Quigley’s basic science examines the psychophysiological, behavioral, and contextual features of experiences, like emotion and stress. That involves looking at how sensory signaling from the body impacts affective experiences, behavior, and physiology, and more broadly, how the body and brain work together to create experiences and behavior. Recently, her work has focused on understanding the vast variation in physiological patterns that occur during emotional experiences. Such experiences described by words (such as anger) can have several different biological and subjective features across instances. She elucidates how a person’s biological patterns associated with their experiences of anger, for example, can differ in various contexts and from the biological patterns of others.

She aims to take this study of emotion beyond the laboratory to data-driven models of real-life experience and the instance-to-instance variations in affective and emotional experience. That has involved designing a new biologically triggered experience sampling methodology to enhance the efficiency of sampling self-reports, alongside multimodal measures of physiology, behavior, and context.

Quigley’s applied research assesses affective experience and health outcomes in individuals with negative functional impacts from major life events, like a military deployment or community terrorism act. She is also interested in using health technology to track and provide patients with feedback about their physiological data to motivate them to make behavior changes, such as reducing pain, improving sleep, or increasing physical activity.

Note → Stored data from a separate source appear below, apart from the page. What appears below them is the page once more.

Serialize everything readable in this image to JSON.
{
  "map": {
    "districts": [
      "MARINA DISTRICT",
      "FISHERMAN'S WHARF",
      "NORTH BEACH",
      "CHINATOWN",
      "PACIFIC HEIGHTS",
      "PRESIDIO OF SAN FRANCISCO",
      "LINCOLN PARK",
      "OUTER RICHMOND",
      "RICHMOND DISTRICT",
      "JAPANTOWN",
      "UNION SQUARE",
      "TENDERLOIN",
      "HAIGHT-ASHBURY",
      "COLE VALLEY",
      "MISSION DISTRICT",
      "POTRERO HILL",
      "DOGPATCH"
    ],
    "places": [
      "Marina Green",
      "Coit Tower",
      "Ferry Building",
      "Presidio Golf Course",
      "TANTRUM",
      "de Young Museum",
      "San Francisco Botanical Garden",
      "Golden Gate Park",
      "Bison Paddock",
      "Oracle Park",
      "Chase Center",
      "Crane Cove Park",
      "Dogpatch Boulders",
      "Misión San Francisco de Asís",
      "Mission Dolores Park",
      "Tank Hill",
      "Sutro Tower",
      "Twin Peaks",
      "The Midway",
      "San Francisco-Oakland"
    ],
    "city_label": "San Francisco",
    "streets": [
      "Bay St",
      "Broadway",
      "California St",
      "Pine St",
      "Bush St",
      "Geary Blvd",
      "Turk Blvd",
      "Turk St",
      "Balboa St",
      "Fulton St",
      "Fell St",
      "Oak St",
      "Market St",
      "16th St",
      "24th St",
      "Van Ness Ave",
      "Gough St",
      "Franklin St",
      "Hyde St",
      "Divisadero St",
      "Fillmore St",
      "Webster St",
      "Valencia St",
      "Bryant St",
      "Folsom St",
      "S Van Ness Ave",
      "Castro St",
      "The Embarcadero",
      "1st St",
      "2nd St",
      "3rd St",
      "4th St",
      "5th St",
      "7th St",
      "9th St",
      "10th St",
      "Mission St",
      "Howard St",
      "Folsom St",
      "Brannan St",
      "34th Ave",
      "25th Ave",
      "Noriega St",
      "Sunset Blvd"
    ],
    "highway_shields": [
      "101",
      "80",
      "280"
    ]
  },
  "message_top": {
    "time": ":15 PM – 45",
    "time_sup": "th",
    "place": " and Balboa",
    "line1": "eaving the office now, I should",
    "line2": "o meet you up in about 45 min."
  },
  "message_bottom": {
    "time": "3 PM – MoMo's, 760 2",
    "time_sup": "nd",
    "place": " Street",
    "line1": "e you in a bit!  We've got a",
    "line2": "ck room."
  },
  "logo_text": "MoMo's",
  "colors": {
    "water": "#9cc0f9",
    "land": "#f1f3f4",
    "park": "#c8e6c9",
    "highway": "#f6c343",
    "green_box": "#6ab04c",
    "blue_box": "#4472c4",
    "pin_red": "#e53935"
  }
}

Quigley is currently consulting editor and was previously an associate editor for the journal Psychophysiology, and now sits on the editorial boards of Affective Science and Biological Psychology. She is a former president of the Society for Psychophysiological Research, a fellow of the Association for Psychological Science and the Academy of Behavioral Medicine Research, and an inaugural fellow of the Society for Psychophysiological Research. She earned her doctoral, master’s, and bachelor’s degrees from The Ohio State University.